I just discovered, thanks to Melody Godfred’s delightful Write in Color blog, an equally delightful series in The Guardian called Rules for Writers. The series features famous authors like Jonathon Franzen, Margaret Atwood, and Zadie Smith, who offer their shirt, pithy tips on writing.
Their advice reflect a certain practicality and sense of humour that must only come after “making it” in the big time. Some of my favourites:
You most likely need a thesaurus, a rudimentary grammar book, and a grip on reality. This latter means: there’s no free lunch. Writing is work. It’s also gambling. You don’t get a pension plan. Other people can help you a bit, but essentially you’re on your own. Nobody is making you do this: you chose it, so don’t whine.
You know that sickening feeling of inadequacy and over-exposure you feel when you look upon your own empurpled prose? Relax into the awareness that this ghastly sensation will never, ever leave you, no matter how successful and publicly lauded you become. It is intrinsic to the real business of writing and should be cherished.

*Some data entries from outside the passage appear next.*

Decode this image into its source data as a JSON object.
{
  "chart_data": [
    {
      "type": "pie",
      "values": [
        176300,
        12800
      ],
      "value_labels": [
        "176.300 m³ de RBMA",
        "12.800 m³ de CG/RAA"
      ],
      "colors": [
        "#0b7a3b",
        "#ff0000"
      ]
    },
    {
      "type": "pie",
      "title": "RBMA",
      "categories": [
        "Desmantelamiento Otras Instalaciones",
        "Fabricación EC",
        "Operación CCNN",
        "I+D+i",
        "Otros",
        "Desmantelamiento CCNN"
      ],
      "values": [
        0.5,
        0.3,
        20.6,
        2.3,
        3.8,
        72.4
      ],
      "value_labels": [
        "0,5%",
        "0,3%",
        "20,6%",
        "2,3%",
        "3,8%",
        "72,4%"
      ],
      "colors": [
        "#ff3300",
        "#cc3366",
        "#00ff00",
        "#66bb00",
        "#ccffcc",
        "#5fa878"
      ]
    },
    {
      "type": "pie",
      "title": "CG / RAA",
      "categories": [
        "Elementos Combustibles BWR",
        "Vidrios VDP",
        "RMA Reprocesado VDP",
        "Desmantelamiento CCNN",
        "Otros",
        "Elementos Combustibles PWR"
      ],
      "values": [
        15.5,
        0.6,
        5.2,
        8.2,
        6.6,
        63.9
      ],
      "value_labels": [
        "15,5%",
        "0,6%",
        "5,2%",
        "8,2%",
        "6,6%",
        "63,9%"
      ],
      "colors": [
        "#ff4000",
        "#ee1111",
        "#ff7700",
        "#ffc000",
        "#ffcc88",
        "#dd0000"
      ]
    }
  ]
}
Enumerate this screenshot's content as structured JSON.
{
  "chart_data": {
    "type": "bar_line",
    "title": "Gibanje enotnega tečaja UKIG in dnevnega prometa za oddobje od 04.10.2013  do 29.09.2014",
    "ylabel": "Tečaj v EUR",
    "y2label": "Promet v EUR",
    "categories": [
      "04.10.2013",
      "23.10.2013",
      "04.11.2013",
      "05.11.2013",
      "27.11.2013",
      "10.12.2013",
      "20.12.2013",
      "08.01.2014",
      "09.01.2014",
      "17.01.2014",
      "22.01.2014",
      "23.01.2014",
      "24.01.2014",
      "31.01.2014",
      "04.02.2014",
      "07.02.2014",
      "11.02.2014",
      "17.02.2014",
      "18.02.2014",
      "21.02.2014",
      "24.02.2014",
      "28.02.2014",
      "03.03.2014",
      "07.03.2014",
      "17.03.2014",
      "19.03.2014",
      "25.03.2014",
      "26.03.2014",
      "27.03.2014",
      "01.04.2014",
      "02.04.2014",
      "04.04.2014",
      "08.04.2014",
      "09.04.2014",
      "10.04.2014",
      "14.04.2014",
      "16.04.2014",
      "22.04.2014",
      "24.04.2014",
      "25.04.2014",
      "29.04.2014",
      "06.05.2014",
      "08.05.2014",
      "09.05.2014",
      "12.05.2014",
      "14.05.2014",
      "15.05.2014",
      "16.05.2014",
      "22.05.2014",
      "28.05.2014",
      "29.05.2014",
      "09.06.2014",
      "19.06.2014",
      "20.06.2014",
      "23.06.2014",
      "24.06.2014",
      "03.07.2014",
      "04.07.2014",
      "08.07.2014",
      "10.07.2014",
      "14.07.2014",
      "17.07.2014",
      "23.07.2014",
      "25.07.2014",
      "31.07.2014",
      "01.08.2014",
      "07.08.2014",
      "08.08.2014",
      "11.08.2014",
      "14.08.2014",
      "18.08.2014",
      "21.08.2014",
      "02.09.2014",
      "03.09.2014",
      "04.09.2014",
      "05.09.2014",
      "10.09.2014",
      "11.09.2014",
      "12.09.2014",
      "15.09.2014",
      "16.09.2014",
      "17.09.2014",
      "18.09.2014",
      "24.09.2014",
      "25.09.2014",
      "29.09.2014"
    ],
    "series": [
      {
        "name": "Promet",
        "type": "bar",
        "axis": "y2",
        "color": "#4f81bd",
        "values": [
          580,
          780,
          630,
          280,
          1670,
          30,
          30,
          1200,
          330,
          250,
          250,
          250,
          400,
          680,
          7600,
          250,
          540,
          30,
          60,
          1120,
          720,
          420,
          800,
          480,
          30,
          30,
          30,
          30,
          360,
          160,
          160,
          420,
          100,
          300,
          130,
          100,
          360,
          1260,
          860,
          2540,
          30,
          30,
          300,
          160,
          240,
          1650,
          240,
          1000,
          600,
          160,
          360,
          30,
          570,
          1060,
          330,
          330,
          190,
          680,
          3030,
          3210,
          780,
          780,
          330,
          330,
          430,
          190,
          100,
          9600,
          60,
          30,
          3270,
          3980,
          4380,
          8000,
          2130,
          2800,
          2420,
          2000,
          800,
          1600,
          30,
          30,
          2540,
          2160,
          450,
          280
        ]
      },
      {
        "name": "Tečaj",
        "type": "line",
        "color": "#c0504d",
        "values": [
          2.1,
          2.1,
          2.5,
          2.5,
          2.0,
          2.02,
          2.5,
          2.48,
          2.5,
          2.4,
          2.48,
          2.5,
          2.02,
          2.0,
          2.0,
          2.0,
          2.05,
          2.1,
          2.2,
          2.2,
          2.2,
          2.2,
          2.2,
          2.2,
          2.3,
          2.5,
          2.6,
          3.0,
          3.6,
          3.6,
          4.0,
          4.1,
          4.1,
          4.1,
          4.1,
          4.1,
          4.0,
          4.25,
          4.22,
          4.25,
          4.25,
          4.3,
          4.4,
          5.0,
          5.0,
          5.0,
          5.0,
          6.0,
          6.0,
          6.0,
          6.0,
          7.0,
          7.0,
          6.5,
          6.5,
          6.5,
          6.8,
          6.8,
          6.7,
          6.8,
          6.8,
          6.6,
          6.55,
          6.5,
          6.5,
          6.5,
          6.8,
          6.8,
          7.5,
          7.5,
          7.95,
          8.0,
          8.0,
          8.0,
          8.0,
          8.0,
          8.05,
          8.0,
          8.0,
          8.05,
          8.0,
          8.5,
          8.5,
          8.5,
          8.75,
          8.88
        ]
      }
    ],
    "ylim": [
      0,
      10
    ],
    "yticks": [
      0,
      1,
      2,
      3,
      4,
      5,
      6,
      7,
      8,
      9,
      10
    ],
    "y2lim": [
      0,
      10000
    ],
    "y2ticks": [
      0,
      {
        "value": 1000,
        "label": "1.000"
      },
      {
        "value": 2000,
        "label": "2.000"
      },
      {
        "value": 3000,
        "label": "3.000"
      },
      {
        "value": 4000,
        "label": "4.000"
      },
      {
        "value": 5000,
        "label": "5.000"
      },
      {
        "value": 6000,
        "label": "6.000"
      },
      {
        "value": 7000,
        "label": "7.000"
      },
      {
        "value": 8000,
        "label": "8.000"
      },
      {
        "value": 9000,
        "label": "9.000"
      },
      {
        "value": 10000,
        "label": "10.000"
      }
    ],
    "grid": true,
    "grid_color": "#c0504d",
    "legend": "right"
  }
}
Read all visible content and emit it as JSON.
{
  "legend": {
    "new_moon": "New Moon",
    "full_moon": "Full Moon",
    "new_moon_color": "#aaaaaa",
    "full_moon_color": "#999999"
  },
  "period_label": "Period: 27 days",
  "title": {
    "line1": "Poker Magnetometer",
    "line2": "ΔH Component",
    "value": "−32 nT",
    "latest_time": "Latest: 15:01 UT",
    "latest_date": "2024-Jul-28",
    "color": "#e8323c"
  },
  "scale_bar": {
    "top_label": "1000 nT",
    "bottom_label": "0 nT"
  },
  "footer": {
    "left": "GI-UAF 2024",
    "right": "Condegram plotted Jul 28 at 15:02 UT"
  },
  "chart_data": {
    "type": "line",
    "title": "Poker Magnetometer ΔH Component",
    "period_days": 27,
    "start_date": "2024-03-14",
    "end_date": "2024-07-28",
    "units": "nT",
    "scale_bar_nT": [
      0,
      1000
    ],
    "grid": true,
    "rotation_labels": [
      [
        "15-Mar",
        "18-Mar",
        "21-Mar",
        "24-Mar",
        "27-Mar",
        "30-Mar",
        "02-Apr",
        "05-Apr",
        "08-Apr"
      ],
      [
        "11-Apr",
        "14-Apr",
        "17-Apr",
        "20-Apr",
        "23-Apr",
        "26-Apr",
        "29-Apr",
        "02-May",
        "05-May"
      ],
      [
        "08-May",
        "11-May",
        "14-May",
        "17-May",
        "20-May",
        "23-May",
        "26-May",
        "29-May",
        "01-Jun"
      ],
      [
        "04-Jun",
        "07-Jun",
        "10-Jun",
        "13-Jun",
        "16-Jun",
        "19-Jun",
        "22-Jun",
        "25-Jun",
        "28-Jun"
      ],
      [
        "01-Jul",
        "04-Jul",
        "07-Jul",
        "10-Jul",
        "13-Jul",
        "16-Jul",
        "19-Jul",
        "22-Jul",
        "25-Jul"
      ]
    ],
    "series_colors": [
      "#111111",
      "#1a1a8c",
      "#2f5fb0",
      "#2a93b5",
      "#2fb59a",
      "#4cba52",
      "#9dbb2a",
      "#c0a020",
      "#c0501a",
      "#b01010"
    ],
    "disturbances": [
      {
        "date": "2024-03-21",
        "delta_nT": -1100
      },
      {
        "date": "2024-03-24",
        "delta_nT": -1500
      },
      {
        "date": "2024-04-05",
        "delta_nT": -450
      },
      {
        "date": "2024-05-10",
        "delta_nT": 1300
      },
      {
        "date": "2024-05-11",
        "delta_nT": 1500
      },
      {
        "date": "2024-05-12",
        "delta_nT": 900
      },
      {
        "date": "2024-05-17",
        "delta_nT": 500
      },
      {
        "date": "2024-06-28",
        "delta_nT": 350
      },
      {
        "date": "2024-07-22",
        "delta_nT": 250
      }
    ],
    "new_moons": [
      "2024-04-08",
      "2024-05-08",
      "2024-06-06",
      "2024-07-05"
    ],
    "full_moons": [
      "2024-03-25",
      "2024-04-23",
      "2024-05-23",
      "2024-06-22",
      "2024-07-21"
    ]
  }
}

Never use a verb other than “said” to carry dialogue. The line of dialogue belongs to the character; the verb is the writer sticking his nose in. But “said” is far less intrusive than “grumbled”, “gasped”, “cautioned”, “lied”. I once noticed Mary McCarthy ending a line of dialogue with “she asseverated” and had to stop reading and go to the dictionary.
Do, occasionally, give in to temptation. Wash the kitchen floor, hang out the washing. It’s research.